F. Scott Fitzgerald got it wrong: not only are there second acts in American lives, some of them are quite extraordinary. In jazz, one of the best examples is Clark Terry. Terry would have made it into the jazz history books as one of the few musicians to play with both Count Basie and Duke Ellington, his pioneering role as the first African-American studio musician at NBC, and for his unique sound on trumpet and flugelhorn (which, as one commentator put it, has no trace of metal). Yet he has made an even greater impact in his second act, as a mentor and teacher to thousands of jazz students. His first students included Quincy Jones and Miles Davis (both while they were still in school), but it would be hard to find any jazz musician who has not been touched by Clark Terry. A new documentary, “Keep On Keepin’ On”, features Terry as both musician and educator as he helps the young pianist Justin Kauflin discover his own voice.

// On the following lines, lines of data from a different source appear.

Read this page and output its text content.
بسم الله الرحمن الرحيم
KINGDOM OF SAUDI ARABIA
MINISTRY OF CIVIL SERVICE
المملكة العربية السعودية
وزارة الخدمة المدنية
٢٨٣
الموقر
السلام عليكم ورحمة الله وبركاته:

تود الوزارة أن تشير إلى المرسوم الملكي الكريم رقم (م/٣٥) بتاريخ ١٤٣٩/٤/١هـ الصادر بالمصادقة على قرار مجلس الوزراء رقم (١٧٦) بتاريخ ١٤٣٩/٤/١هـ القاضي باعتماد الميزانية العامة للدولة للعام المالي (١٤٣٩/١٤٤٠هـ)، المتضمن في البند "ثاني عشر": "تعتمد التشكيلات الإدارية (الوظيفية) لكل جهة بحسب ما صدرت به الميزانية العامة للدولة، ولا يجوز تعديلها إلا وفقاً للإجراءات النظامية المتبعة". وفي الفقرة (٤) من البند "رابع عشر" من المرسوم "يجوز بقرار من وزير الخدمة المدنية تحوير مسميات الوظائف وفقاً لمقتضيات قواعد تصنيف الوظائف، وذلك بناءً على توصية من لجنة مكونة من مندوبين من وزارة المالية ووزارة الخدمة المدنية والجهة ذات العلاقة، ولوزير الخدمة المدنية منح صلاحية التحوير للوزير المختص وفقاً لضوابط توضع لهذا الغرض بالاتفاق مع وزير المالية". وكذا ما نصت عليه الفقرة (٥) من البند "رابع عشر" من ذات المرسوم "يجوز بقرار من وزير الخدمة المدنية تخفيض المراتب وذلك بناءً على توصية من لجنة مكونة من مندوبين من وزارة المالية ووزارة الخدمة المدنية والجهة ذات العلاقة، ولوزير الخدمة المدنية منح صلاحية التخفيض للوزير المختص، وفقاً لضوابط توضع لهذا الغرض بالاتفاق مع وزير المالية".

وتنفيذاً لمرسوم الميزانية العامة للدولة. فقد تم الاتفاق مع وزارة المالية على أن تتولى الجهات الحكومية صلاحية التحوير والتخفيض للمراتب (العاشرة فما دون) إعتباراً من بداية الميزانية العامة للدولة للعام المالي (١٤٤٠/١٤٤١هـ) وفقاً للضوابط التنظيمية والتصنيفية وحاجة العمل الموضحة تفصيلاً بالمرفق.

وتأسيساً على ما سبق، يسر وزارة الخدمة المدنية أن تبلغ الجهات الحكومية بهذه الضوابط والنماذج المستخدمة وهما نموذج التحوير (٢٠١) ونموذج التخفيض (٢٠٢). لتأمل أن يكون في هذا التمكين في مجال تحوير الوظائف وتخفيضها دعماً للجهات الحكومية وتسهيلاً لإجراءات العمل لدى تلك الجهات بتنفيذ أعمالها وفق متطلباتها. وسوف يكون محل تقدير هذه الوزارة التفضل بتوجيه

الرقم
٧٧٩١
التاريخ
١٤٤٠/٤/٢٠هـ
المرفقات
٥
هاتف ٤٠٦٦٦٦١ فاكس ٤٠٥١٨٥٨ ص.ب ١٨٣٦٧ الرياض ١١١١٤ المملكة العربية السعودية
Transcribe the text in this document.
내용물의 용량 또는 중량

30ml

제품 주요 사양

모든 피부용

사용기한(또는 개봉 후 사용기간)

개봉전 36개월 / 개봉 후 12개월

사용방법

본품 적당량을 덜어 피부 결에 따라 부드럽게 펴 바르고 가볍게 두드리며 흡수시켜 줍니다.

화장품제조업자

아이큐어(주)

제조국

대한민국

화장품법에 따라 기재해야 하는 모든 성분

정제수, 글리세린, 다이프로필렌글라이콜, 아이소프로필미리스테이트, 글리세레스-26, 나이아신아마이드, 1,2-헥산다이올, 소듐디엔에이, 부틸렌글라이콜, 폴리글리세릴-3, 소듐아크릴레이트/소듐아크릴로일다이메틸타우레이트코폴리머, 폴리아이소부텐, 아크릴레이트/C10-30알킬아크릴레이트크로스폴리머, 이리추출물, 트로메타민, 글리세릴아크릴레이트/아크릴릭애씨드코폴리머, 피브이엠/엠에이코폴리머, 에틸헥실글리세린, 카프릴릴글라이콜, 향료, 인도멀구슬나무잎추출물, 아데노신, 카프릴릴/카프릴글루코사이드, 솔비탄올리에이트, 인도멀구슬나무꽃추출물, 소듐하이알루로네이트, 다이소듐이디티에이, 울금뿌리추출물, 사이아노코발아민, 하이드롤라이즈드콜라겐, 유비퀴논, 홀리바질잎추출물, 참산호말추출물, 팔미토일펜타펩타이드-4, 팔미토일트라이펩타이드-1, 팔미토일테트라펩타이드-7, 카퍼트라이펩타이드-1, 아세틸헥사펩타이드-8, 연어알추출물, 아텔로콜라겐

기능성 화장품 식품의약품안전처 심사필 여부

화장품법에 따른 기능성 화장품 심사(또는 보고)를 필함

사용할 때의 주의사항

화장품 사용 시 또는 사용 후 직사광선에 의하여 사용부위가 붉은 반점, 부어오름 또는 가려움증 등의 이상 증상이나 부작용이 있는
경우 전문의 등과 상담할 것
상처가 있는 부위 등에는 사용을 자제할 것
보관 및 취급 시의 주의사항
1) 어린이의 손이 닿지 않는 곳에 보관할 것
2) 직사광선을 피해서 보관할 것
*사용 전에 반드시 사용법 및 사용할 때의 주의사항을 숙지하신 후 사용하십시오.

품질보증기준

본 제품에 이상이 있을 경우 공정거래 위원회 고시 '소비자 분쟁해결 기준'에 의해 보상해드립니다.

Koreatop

Early in the film, Terry tells Kauflin that “challenges are a part of life” and both men have plenty of challenges to overcome. Terry is in his 90s, and the diabetes he has had since the 1950s is taking its toll on his health. The blood circulation to his legs is dangerously low, and he’s losing his sight. Kauflin, 26, started playing the piano after losing his sight in the sixth grade. A quick learner, Kauflin developed both the ability and the determination to succeed as a jazz musician. What he needs is a big break to separate him from the competition. At the beginning of the film, that big break is still elusive. He lives in New York City, but he has trouble finding enough gigs to pay the rent. His blindness prevents him from getting a day job, so he moves back to his parents’ home in Virginia Beach, Virginia. But one remaining connection makes an important difference. In the late 90s, Kauflin had been one of Terry’s students at William Paterson University. The two men had maintained a student/teacher relationship since then, even after Kauflin had moved back home and Terry had relocated to his wife’s hometown of Pine Bluff, Arkansas. Terry’s declining health limited his travel to between home and the hospital, so Kauflin traveled to Pine Bluff on a regular basis. Most of the time, they met at Terry’s home for extended lessons, but as Terry’s condition worsened, Kauflin visited Terry in the hospital, sometimes playing a portable keyboard, and other times just offering Terry friendly conversation or a hand to hold.
Director Alan Hicks was a classmate of Kauflin’s at Paterson, and the two students played together in Terry’s school combo. “Keep On” is his first film, and he displays exceptional skill as a storyteller. Part of the joy of this film is watching the story unfold, so I will restrain from revealing the plot, even at the expense of expressing precisely why I admire this film. However, I advise you to pay special attention to the sequence on Kauflin’s performance in the semi-finals of the Thelonious Monk Institute’s piano competition. Hicks builds up the tension as Terry offers his long-distance support (and a personal memento), and Kauflin tries to manage his stage fright as he prepares for the biggest concert of his life. The final two scenes of this sequence—and you’ll recognize them when you see them—are simply unforgettable because Hicks seems to be following an established convention, but is actually leading us down a different path. It is stunning filmmaking, and in retrospect, most appropriate for a documentary about jazz.
Near the end of the film, Terry has to go to the hospital for major surgery. He confesses to his wife Gwen that he is scared that he won’t survive the operation. Yet he’s less concerned about his own life as he is about his students: There’s a whole lot of people I’d love to help, but I can’t stay here long enough to do it. Thankfully, Terry does survive and he provides Kauflin his golden opportunity by simply letting him play for some of his illustrious friends, including Jones and vocalist Dianne Reeves. Needless to say, Kauflin rises to the occasion (Judging by information in the film’s epilogue, we may be hearing a lot more of Kauflin in the months to come).
In the period since this article was written, it has since appeared on DVD. It is a film that must be seen by all jazz fans, and it could easily bring the music to a greater audience. But I hope that it also inspires jazz musicians to offer guidance to younger players. In the past few years, we’ve lost several of jazz’s best mentors, including Betty Carter, Billy Taylor, and since the release of this film, Clark Terry.
As Jones so eloquently states in “Keep On Keepin’ On”, The most important thing you can give to a young musician is someone who believes in them. It makes you believe in yourself. Well put, Q; well put.